Tuesday, July 28, 2015

Footsteps I

Much of Nevada can be a harsh and difficult land. (Photo by Tom Baugh)
I recently traveled to the western edge of the Great Basin in the US State of Nevada. In almost all ways this is a very big and mostly very lonely land. Except for major cities such as Reno in the northwest and Las Vegas far to the south, most other communities are relatively small and compact as if gathered-in against the immensity of the surrounding sagebrush and sand that dominates much of the area. On the west, the peaks of the Sierra Nevada mountain range pierce the frequently blue skies...skies broken by the highest peaks and only occasional contrails of very high-flying military and civilian jets. These mountains block what little rain Nevada receives from the Pacific Ocean in this time of increasingly severe drought in the western United States.  Author Mary Austin once referred to the area south of the site I was visiting as the 'land of little rain' and, mostly, that is the case for much of the Great Basin and the other desert regions east of California. The earth in these places range from a sandy yellow brown, to beige, to alkali white. The vegetation the dark green of Pinyon and blue-grey of sagebrush. Although these colors and tones are the general rule they are not exclusive.
Wheeler Peak, Nevada. (Photo by Tom Baugh)

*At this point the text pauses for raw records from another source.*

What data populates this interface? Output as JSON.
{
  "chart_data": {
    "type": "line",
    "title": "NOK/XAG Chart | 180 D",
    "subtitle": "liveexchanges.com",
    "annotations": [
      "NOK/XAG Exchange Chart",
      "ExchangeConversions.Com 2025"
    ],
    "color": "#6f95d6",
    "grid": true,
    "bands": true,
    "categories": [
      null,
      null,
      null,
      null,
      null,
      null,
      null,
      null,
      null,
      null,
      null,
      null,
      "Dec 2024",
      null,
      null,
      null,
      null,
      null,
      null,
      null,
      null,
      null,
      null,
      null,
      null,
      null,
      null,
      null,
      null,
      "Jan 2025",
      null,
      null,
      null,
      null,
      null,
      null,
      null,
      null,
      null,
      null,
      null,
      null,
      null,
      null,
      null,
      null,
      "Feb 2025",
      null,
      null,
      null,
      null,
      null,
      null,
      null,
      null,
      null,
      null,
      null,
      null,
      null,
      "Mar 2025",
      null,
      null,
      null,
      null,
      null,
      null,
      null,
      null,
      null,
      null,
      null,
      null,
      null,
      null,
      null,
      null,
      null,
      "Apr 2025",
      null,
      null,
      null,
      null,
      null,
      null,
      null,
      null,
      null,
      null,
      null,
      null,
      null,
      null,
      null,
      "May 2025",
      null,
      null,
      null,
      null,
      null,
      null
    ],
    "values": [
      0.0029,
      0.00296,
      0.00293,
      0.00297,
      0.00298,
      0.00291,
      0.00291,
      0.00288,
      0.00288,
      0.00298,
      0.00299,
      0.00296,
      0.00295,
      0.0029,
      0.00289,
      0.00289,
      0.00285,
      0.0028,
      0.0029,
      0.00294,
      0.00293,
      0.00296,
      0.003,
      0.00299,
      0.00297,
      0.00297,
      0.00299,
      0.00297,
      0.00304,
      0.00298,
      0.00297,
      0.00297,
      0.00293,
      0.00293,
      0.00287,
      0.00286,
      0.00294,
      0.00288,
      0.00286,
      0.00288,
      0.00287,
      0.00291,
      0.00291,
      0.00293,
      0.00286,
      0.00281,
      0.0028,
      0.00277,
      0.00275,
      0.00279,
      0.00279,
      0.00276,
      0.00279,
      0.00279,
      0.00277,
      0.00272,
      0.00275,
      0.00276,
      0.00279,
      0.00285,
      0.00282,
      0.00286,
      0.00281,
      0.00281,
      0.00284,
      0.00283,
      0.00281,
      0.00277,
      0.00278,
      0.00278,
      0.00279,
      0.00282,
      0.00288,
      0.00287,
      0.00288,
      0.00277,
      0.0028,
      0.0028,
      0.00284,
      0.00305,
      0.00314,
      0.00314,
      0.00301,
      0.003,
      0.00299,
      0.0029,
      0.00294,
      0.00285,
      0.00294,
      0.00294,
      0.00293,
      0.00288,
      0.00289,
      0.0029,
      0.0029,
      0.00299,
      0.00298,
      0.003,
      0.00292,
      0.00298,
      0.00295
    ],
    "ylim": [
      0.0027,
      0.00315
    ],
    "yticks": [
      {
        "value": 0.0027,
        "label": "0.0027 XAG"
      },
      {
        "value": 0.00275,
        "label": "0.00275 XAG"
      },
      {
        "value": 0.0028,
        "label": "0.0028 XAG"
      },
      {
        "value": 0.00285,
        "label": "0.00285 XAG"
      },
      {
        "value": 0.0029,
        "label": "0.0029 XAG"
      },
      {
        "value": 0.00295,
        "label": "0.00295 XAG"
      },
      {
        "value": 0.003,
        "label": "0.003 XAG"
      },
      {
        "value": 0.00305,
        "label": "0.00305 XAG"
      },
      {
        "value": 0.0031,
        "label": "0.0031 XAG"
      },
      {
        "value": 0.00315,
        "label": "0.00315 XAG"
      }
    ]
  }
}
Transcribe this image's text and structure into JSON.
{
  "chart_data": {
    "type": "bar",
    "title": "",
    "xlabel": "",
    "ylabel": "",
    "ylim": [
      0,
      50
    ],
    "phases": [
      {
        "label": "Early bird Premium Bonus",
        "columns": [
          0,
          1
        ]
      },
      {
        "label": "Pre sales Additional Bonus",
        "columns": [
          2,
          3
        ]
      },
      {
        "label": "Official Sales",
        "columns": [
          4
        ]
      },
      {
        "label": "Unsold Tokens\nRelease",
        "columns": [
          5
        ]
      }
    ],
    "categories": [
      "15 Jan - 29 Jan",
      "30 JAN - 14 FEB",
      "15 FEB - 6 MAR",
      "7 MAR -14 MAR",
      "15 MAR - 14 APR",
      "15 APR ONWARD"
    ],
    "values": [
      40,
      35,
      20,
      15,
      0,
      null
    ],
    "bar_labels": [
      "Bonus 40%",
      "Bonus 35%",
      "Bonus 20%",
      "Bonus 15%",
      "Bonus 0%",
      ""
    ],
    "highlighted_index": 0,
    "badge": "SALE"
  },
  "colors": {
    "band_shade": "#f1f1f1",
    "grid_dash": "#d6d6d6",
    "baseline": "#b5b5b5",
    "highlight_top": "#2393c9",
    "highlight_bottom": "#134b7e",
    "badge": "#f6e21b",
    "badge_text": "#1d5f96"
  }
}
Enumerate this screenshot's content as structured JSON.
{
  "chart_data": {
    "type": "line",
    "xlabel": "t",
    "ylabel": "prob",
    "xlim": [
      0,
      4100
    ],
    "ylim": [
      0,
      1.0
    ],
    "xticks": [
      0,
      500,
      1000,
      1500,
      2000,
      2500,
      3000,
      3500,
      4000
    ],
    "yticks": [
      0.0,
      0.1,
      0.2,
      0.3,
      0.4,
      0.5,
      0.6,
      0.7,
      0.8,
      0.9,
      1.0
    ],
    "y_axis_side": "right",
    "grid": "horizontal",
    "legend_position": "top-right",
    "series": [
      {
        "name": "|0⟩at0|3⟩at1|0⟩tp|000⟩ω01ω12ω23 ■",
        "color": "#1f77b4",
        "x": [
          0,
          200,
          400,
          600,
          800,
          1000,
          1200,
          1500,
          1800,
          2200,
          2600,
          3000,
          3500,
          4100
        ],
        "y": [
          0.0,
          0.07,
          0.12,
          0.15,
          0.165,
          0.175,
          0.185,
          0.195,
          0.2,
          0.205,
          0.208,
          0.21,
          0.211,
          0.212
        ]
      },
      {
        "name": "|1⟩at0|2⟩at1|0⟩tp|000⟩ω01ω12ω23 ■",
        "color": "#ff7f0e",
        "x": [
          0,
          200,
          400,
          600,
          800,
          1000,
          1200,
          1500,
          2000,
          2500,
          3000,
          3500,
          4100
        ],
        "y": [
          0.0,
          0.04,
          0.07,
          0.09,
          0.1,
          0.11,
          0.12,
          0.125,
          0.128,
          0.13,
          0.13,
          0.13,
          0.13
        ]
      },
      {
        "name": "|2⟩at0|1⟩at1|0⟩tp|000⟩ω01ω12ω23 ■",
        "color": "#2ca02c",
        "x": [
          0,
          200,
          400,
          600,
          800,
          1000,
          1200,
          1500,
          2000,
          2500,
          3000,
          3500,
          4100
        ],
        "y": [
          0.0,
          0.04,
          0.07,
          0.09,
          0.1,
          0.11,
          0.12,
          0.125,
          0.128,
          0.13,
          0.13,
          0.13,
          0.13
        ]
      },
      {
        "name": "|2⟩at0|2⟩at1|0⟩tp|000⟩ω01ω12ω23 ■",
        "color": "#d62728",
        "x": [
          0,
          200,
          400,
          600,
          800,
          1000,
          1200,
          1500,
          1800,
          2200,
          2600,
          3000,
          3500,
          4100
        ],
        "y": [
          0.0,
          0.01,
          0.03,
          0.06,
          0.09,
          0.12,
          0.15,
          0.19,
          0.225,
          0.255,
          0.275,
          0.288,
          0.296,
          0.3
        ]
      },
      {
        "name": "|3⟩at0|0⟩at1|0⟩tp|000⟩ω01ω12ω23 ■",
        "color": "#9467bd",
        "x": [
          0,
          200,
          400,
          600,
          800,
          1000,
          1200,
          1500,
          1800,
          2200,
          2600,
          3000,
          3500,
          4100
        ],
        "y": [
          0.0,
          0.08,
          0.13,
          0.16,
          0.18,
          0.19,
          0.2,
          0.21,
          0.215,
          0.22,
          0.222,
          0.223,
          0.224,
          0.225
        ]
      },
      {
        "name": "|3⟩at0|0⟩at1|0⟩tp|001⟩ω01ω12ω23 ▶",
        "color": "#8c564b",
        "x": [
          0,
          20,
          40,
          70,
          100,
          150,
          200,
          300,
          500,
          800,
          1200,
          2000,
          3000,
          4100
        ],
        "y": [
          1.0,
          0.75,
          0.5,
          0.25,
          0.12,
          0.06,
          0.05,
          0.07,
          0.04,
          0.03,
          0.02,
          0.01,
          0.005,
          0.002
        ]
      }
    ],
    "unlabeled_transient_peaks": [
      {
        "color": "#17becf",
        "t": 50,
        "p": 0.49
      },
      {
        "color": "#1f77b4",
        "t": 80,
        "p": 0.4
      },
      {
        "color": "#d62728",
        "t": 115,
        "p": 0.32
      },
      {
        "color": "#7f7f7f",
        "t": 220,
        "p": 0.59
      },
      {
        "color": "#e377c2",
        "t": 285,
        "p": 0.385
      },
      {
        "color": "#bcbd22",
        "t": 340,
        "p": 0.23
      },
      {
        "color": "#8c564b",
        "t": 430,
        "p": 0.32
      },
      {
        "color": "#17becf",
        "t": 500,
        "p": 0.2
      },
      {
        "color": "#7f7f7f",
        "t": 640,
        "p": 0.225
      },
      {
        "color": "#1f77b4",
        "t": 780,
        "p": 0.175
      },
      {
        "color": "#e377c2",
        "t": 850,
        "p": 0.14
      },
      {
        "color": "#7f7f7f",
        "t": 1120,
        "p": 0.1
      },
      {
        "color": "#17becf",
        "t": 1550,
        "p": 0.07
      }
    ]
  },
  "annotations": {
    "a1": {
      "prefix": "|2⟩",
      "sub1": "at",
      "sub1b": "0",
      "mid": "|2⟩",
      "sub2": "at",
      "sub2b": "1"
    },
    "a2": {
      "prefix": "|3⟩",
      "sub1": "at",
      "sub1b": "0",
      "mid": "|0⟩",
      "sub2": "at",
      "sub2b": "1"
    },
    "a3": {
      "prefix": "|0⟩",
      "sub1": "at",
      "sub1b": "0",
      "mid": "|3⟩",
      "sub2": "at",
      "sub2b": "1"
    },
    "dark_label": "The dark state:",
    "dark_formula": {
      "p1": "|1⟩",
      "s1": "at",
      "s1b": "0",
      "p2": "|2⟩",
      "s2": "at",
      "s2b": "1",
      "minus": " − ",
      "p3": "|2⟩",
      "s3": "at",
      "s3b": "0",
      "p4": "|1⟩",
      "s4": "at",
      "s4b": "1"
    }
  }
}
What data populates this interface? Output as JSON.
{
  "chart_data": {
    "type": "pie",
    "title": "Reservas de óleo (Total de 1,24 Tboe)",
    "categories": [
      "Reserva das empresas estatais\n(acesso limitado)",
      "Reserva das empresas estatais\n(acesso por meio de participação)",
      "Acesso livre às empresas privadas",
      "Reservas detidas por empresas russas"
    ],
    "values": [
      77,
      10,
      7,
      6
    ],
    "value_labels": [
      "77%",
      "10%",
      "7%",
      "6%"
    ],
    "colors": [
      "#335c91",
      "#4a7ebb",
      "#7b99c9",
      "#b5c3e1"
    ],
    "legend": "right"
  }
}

Cemeteries and mine tailing dumps remind us of early Virginia City, Nevada. (Photo by Tom Baugh)
It was the exception to the desert tones and hues that had brought my son Kevin and I to this site in the shadow of Wheeler Peak. South of the Nevada state capitol at Carson City, the interstate highways spawned smaller two lane ribbons of asphalt leading to communities such as Smith and Yerington and,  old mining camps such as Aurora and, further south Bodie. Occasionally, we would pass bluish metal markers noting the historical significance of a particular site. There are a number of these historical site markers in Nevada, especially western Nevada, because a lot of history took place here.  The 49 ‘ers crossed these lands before ascending the steep and rugged eastern slopes of the Sierra Nevada range in search of the gold in California only to make the return trip in 1859 to establish the mineral-rich mines of Gold Hill, Silver City, and the queen of them all, Virginia City in Nevada’s Comstock Lode.